There is no doubt that Wolves Like Us are a tight unit but the rhythm section’s incredible work on Brittle Bones makes for a compelling collection and allows the twin guitars to fill the songs with pounding chords or, when needed, to simply lay down a fragile line. It is the use of contrasting styles by Wolves Like Us that makes Brittle Bones such an interesting record; one minute they’re spitting bile over massive riffs, as on 'Winter Chains', and the next they’re delivering heart-felt melancholy over soft guitar tones.

Album Review: Wolves Like Us - Brittle Bones

There are times when they revert to type and return to a latter-era-Helmet styling, as on 'Devil Stare, Part Two', but when listened to in the context of the album, with the ebb and flow of tempo and delivery, as a whole it all fits together.

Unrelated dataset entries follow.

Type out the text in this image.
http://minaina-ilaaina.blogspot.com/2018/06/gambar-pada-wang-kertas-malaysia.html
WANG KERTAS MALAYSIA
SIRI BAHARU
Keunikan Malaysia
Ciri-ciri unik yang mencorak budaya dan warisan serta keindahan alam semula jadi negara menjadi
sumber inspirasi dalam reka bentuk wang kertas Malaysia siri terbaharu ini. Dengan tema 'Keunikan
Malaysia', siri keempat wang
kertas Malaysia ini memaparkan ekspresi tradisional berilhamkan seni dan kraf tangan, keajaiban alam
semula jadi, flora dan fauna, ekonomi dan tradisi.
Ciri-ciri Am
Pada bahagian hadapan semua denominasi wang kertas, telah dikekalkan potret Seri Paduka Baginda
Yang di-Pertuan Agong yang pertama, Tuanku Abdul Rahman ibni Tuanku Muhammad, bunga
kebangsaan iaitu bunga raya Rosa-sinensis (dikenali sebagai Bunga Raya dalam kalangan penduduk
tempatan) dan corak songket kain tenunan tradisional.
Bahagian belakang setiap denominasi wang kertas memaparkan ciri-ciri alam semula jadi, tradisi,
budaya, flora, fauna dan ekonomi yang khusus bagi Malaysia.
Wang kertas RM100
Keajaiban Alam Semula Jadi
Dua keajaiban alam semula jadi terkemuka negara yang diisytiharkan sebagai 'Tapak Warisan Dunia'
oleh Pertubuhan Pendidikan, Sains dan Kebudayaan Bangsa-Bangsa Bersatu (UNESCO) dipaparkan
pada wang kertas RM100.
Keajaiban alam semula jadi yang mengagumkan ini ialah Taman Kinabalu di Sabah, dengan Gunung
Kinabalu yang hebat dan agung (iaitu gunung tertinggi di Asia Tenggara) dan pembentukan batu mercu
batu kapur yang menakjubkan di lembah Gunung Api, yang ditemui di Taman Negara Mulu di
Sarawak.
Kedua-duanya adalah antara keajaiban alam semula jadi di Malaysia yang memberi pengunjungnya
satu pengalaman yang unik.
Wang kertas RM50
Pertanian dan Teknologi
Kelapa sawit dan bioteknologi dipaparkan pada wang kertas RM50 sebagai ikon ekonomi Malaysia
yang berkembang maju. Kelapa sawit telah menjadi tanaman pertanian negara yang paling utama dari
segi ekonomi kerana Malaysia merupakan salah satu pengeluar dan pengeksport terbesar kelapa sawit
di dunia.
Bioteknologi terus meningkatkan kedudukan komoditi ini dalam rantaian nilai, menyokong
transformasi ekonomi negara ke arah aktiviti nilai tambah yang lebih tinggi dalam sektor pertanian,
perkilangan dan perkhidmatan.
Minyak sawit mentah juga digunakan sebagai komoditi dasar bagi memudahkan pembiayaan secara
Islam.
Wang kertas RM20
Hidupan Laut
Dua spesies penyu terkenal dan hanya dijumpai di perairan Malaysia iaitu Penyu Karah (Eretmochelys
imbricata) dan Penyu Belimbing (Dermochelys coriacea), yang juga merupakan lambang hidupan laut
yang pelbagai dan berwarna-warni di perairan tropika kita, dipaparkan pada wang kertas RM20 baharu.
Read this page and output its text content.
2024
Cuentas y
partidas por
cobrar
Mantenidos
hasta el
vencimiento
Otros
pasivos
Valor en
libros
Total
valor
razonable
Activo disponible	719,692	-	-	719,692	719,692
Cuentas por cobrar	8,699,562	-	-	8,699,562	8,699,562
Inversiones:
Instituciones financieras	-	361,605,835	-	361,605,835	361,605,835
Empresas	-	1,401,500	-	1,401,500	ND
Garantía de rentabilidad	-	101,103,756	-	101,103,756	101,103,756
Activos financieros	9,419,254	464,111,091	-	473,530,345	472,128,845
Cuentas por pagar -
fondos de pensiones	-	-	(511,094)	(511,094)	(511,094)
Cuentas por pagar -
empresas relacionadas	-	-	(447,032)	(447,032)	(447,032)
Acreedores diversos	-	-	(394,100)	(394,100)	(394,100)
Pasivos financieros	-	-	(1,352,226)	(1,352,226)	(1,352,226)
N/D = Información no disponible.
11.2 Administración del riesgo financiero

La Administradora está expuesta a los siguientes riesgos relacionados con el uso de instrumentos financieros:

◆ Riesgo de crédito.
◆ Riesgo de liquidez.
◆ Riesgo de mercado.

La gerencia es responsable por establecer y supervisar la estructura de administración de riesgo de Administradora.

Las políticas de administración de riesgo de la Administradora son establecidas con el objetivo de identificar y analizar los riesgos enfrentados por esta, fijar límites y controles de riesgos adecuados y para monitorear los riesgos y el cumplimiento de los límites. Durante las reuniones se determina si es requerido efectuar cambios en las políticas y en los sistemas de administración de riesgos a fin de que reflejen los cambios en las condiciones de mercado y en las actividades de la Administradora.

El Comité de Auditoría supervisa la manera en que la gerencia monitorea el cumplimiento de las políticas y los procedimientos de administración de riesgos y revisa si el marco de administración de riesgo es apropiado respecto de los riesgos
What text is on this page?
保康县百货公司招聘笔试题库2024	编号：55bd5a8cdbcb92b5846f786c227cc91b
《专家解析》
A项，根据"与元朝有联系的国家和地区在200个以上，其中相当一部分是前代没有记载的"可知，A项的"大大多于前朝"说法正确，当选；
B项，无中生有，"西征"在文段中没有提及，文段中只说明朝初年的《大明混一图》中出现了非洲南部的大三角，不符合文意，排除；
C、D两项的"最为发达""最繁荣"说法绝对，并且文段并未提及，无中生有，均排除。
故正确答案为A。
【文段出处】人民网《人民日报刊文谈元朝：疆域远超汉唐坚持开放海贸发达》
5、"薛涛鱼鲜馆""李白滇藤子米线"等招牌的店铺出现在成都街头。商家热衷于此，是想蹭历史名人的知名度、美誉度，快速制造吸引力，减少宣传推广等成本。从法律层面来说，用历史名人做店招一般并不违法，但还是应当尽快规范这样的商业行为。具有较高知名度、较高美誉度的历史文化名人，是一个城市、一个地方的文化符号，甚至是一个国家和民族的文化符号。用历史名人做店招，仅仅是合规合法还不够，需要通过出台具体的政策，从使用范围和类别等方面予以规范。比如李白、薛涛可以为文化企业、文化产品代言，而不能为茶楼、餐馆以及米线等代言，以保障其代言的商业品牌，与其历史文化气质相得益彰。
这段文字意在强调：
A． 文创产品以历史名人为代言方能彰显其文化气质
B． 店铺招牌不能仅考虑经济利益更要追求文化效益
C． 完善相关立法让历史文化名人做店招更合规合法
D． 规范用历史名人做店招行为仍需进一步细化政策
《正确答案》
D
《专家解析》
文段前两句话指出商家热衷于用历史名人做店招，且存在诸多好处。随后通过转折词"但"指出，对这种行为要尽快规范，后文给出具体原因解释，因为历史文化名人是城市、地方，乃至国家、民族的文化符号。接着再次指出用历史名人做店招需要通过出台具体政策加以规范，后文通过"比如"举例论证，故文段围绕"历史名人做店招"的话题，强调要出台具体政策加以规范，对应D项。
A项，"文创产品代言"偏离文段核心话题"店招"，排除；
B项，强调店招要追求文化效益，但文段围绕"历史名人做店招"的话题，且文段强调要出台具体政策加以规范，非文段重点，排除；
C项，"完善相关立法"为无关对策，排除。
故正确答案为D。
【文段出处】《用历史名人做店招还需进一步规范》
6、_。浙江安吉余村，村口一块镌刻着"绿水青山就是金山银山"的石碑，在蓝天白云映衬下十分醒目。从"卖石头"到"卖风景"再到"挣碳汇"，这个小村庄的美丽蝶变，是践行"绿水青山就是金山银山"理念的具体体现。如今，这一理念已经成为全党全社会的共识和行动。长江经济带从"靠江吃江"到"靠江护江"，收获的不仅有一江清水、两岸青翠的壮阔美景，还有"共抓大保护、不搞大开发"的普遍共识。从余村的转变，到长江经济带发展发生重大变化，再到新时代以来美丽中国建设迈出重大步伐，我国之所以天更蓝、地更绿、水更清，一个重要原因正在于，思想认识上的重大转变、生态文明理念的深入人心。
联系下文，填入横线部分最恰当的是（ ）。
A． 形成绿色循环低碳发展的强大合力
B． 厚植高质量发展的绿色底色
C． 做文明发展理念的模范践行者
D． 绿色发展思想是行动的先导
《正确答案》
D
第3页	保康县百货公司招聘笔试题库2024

Wolves Like Us’ musical palette even extends to the deep and doomy, with 'On the Low' opening at a glacial plod before accelerating as it builds in urgency. Brittle Bones is an album of ideas and it is almost as if the record has been gearing the listener up to closing track 'Plastic On Fire'. Here, it feels as though all that has gone before had been an overture for this: the contrast of light and shade, the heavy and the subtle, the ferocity and the haunting, all are coalesced in this sub-four minute track.

After five years away Wolves Like Us have delivered a fine alternative rock record in the vein of Dead to the World-era Helmet and in doing so have positioned themselves as a band that needs to be taken seriously.

 

Wolves Like Us' album 'Brittle Bones' is released via Pelagic Records on October 25th.